Suspended trustee’s cunning plan for fees

trustee
Suspended trustee Peter Macks.

You would think the transfer of a bankrupt estate from one trustee to two others would be straightforward. It’s not like there’s no precedent upon which practitioners and their lawyers can rely.

Straightforward however is not a word that could be applied to the brouhaha that’s engulfed Worrells’ Daniel Cvitanovic and Steve Hundy, inheritors of an estate formerly in the hands of the currently suspended South Australian insolvency practitioner Peter Macks.

“By this clause the Trustees had agreed that Mr Macks would continue to take what action was necessary to regularise the proceedings before me, including resisting the applications for dismissal, without any further action by the Trustees at least until a court determined the application the Trustees intended to make for the approval of the assignment of the Causes of Action.” Justice Nicholas Manousaridis.

There are a number of reasons why this particular estate – which passed through the Official Receiver’s hand on its way to the Worrells pair – is problematic.

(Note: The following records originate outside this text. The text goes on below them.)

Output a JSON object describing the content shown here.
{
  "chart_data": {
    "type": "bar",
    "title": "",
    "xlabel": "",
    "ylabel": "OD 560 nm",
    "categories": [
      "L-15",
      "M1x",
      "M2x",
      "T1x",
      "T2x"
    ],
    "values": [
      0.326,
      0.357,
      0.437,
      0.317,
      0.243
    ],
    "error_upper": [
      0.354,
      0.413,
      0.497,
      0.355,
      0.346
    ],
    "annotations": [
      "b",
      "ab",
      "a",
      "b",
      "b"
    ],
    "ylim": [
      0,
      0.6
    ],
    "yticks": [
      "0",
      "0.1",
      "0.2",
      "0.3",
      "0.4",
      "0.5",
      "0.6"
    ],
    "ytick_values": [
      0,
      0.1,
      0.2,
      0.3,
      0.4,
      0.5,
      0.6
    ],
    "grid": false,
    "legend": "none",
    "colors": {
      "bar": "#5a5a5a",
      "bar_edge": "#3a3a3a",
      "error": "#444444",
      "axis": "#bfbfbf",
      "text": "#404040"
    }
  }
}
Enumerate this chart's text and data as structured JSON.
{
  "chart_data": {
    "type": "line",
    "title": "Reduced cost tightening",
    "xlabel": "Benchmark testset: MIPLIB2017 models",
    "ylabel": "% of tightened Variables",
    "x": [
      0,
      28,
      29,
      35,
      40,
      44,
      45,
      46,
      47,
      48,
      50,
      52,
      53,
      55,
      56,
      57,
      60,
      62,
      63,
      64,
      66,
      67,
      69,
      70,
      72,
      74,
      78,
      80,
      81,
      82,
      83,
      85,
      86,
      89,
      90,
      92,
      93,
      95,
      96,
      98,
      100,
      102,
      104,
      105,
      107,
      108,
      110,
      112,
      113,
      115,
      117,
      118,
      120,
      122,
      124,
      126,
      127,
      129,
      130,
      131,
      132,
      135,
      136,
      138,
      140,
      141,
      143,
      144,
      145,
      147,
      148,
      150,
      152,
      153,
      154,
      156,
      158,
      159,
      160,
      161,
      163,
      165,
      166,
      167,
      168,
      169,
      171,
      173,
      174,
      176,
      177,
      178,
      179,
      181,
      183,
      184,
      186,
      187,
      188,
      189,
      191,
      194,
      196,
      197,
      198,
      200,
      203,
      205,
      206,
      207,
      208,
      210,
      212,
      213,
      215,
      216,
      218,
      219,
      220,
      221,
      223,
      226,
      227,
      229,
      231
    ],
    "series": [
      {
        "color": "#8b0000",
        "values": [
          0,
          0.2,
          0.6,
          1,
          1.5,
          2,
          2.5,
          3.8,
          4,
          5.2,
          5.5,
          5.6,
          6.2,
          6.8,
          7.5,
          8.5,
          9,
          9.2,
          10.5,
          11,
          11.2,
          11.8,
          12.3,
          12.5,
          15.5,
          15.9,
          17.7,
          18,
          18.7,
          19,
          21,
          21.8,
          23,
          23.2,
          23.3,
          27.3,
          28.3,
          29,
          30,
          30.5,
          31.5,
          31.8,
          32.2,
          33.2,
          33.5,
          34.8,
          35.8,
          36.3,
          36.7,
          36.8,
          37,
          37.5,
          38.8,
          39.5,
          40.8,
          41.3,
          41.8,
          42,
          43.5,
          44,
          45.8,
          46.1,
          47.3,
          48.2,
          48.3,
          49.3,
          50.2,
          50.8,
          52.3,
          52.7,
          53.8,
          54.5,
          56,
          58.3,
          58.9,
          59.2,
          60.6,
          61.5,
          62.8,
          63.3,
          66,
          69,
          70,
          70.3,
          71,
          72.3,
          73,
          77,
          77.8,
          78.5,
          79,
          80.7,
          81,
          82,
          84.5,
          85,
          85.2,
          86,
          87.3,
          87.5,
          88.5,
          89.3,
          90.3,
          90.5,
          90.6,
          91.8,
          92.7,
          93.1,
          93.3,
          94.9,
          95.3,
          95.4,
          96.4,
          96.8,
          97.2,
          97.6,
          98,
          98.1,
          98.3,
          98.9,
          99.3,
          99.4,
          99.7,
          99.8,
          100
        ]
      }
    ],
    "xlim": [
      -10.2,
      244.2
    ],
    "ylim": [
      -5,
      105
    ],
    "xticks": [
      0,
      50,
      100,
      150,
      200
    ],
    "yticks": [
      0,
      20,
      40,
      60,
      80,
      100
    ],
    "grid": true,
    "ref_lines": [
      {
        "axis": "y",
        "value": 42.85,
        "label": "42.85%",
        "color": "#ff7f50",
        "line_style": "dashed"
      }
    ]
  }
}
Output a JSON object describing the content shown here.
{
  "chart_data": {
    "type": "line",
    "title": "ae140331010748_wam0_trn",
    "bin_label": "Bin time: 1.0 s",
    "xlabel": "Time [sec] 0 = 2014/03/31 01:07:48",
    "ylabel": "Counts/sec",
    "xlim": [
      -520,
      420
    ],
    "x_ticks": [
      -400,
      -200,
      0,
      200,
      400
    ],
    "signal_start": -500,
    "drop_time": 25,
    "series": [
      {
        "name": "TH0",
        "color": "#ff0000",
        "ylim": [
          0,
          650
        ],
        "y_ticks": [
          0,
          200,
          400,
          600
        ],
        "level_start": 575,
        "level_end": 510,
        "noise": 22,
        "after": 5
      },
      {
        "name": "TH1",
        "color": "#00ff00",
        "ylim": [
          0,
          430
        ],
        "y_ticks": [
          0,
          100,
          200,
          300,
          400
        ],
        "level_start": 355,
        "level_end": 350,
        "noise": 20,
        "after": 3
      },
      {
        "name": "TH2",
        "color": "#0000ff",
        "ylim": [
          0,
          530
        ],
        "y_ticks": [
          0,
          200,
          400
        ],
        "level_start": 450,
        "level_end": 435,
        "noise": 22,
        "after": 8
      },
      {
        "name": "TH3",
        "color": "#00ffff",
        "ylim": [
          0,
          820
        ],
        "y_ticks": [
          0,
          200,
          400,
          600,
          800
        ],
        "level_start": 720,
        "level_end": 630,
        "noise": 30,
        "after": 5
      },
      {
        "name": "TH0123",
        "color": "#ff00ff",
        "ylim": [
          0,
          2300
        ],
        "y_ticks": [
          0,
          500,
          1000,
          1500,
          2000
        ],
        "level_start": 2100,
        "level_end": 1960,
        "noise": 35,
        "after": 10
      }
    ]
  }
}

Among them is the fact that proceedings commenced by Macks in 2019 against parties related to the bankrupt have, according to those related partiers, languished and should be dismissed for want of prosecution.

They have since applied in the Federal Circuit Court for just such orders.

There’s also the problem that Macks currently has no standing to prosecute the proceedings.

Macks was appointed trustee of the bankrupt estate of Ms Unju Lee back in 2014 and the 2019 proceedings attack a range of transactions involving interests in property once owned by the bankrupt going back to 2012.

But on February 12, 2021 a judge of the Supreme Court of South Australia ordered that Macks’ liquidator’s registration be suspended for a period of three years.

AFSA followed suit, suspending his registration as a trustee in bankruptcy for three years from February 23, 2021.

From the perspective of those related parties whom Macks had been pursuing, this lent further weight to their claim that the proceedings should be dismissed.

Cvitanovic and Hundy – who became the trustees of the estate on April 1 – initially appeared to do nothing to formally substitute themselves so as to revitalise the stalled proceedings, a course of action which, when combined with the actions of the lawyers acting for Macks and for the trustees, brought the usually amicable Federal Circuit judge Nicholas Manousaridis to the brink of exasperated fury, as can be gleaned from Macks as Trustee of the Bankrupt Estate of Lee v Lee (No 2) [2021] FCCA 1800.

But things are not always as they seem, which brings us to the next reason why this estate transfer has been so problematic.

As you can imagine, Macks generated a substantial amount of unpaid remuneration over the course of his six or so years as trustee of the Lee estate, and he wasn’t going to abandon proceedings that could lead to fees just because he’d been temporarily struck off. Enter the deed of assignment.

One of the reasons the Worrells pair might not have been enthusiastically substituting themselves as applicants in the proceedings commenced by Macks at the very first opportunity was due to the fact that the trustees and their predecessor were working out how the causes of action first identified by Macks could be assigned to him in his personal capacity.

A deed of assignment was executed on June 25, which among other things provided for the causes of action to vest in the new trustees in the event the court denies Macks standing.

And as is clear from the deed as analysed by Justice Manoursaridis, the cost of bringing all this about was to be borne by Macks.

“By this clause the Trustees had agreed that Mr Macks would continue to take what action was necessary to regularise the proceedings before me, including resisting the applications for dismissal, without any further action by the Trustees at least until a court determined the application the Trustees intended to make for the approval of the assignment of the Causes of Action.”

The matter returns to court on August 16. Tangled webs, inexpertly woven.